Try living in the modern world without a cell phone. It's hard to do almost anything without one. If you get a flip phone that can handle text messages you can get a bit further, but it's a matter of time before that's not enough.
And sure, you can listen to cassettes on a walkman. And maybe you saved some tapes from 40 years ago, and maybe they still work. But, how do you get more music? Sure, you can probably find a place to order tapes online. But, then they want to verify your account and that means texting a verification code to your phone and...
As for print media. Sure, you can still buy paper books. But, if you want a real newspaper, good luck. There are a few that are still around, AFAIK you can still get the NY Times in print. But, I really doubt you still even have a local newspaper, let alone a newspaper that prints on paper.
I’ll buy something other than a ‘gas guzzler’ the second I’m not required to trade away my privacy to go electric, and can disable every single last beep, ding, screech and other unnecessary sound some stupid fuck thought was a good idea.
Oh how I long for the day someone invents a car without a touchscreen.
I’m a fan of big screens myself. What I’m not a fan of is putting everything into that screen. I want the screen for the infotainment system only. All hvac and essential controls should still be physical buttons and dials. And of course, ditch all the tracking and data collection that comes with the car.
Honestly that exists. Just bought a BMW i3 (their first electric) and you can disable just about everything, even the sound it makes to alert pedestrians, the infotainment warning screen everyone hates, and seat belt chimes, through an app and a BT OBDII dongle. The 2014-2017 models all have 3G cellular antennas so they mostly don’t work anymore (3G is totally gone in my area). It also has buttons for climate and their great iDrive infotainment controller. It’s a fantastic quirky electric at dirt cheap prices.

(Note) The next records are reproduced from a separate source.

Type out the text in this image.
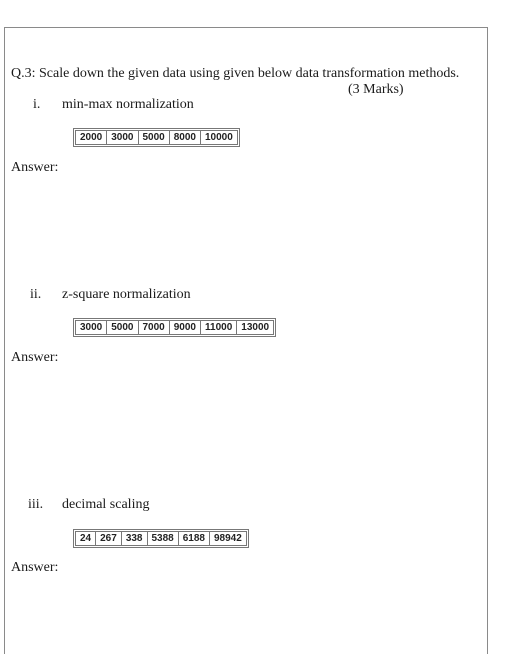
Q.3: Scale down the given data using given below data transformation methods.
(3 Marks)
i. min-max normalization
2000	3000	5000	8000	10000
Answer:
ii. z-square normalization
3000	5000	7000	9000	11000	13000
Answer:
iii. decimal scaling
24	267	338	5388	6188	98942
Answer:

BUT, your point stands since that’s 1 out of how many electric vehicles? Yeah, sucks.
The comic is hyperbolic and not in a good way. "They wouldn't like it" - yeah, if millions of Americans did the same. And it isn't even necessary to go pre-digital or pre-internet to "cut out the middleman".
I agree with you on most, but this:
is hyperbole on your part.
First of all, by-default internet connected cars haven't been a thing until relatively recently (10 years max I guess). And then, gas guzzling does not necessarily correlate with age. Cars consuming less than, say, 5l/100km have existed since at least the 80s (1st hand experience, and the car was already 20 years old at that point).

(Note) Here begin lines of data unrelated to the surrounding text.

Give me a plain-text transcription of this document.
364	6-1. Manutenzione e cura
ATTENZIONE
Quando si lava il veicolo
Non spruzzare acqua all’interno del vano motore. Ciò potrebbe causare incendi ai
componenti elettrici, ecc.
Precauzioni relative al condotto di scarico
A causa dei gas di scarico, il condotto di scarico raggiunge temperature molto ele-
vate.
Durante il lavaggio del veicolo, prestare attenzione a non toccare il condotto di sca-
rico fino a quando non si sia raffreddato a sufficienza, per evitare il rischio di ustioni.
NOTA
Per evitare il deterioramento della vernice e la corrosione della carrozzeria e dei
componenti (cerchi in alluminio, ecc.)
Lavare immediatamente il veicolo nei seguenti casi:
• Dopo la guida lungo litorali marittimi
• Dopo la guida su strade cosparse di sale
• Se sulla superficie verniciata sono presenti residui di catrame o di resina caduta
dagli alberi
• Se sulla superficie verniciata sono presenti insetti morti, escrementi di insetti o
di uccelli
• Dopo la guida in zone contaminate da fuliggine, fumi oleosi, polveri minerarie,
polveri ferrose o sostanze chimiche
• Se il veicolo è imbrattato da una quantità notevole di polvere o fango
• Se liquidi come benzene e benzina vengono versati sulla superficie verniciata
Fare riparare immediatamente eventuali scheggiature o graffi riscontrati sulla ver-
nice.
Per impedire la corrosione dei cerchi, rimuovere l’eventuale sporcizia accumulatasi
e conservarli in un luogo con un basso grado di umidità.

Your comment made me remember how 25 years ago it was unthinkable, even illegal, for a company to spy on you without consent. Tech isn’t the problem, regulation has also become a joke, that’s what gave tech bros free reign, as long as they make loads of money fast so rich investors can concentrate even more wealth.
Big tech does have consent. They hide it in the TOS that hardly anyone reads.

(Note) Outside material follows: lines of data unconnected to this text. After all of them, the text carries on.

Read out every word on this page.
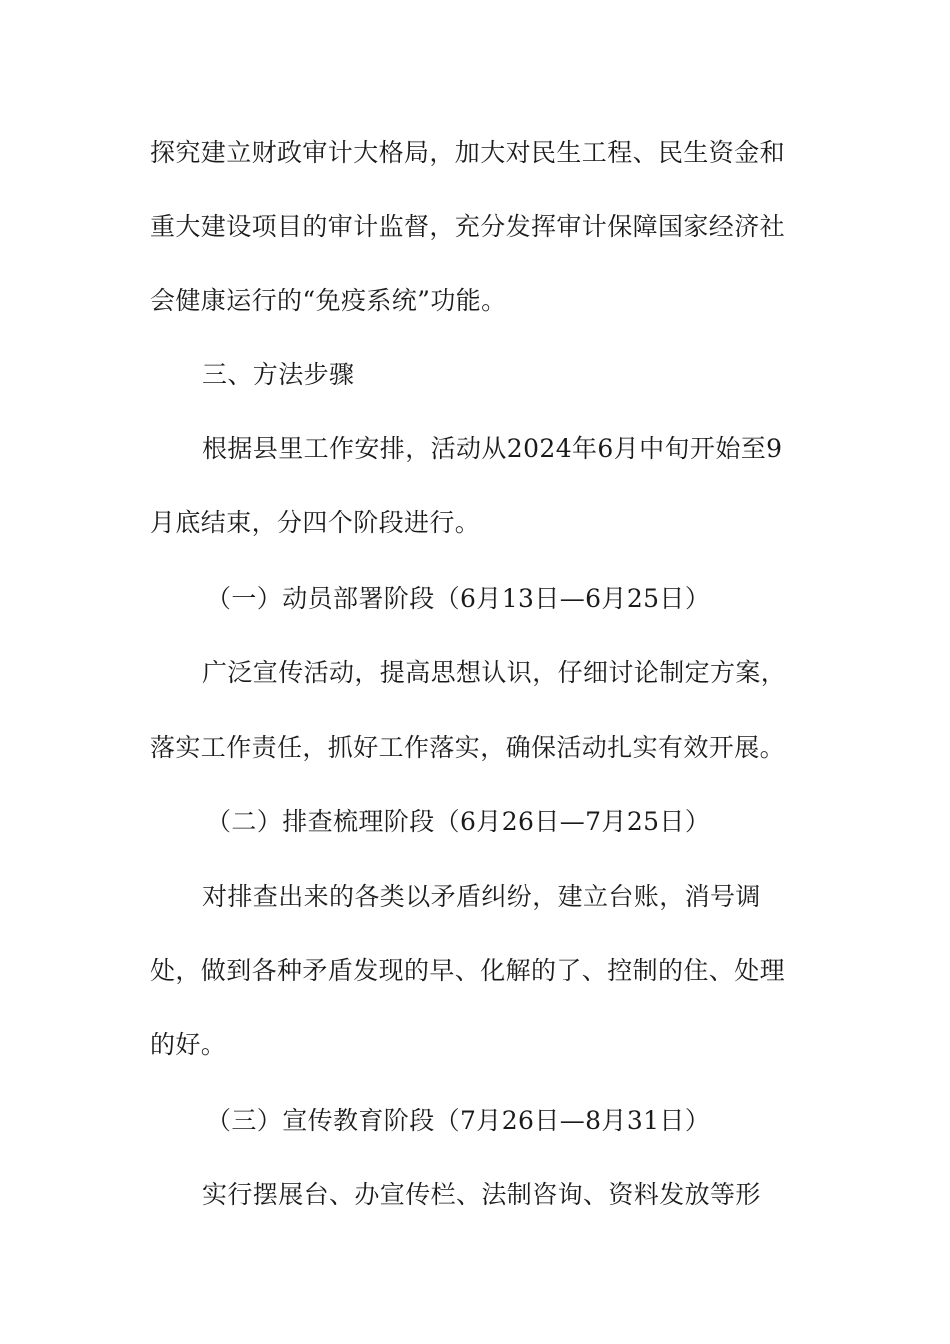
探究建立财政审计大格局，加大对民生工程、民生资金和
重大建设项目的审计监督，充分发挥审计保障国家经济社
会健康运行的“免疫系统”功能。
三、方法步骤
根据县里工作安排，活动从2024年6月中旬开始至9
月底结束，分四个阶段进行。
（一）动员部署阶段（6月13日—6月25日）
广泛宣传活动，提高思想认识，仔细讨论制定方案，
落实工作责任，抓好工作落实，确保活动扎实有效开展。
（二）排查梳理阶段（6月26日—7月25日）
对排查出来的各类以矛盾纠纷，建立台账，消号调
处，做到各种矛盾发现的早、化解的了、控制的住、处理
的好。
（三）宣传教育阶段（7月26日—8月31日）
实行摆展台、办宣传栏、法制咨询、资料发放等形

I guess the car thing comes from the use of "pre-computerized". Cars have had computers in them much longer than they've been connected to the Internet by default. I guess my mistake was taking the panel at its word there.
Also, man, I appreciate the alignment, but the "millions of Americans" really made me feel icky. Beyond the moral and political refusal to give Americans primary decisionmaking power on these things, these trends and companies are global. Even in the US you probably would need tens of millions to make a dent, but some of these userbases are in the billions. Millions of Americans decided Facebook was for old people and left it and it's still the biggest social media platform on the planet by some margin. That'd be the collective inability to gauge scale in a dystopia of global monopolies I was talking about.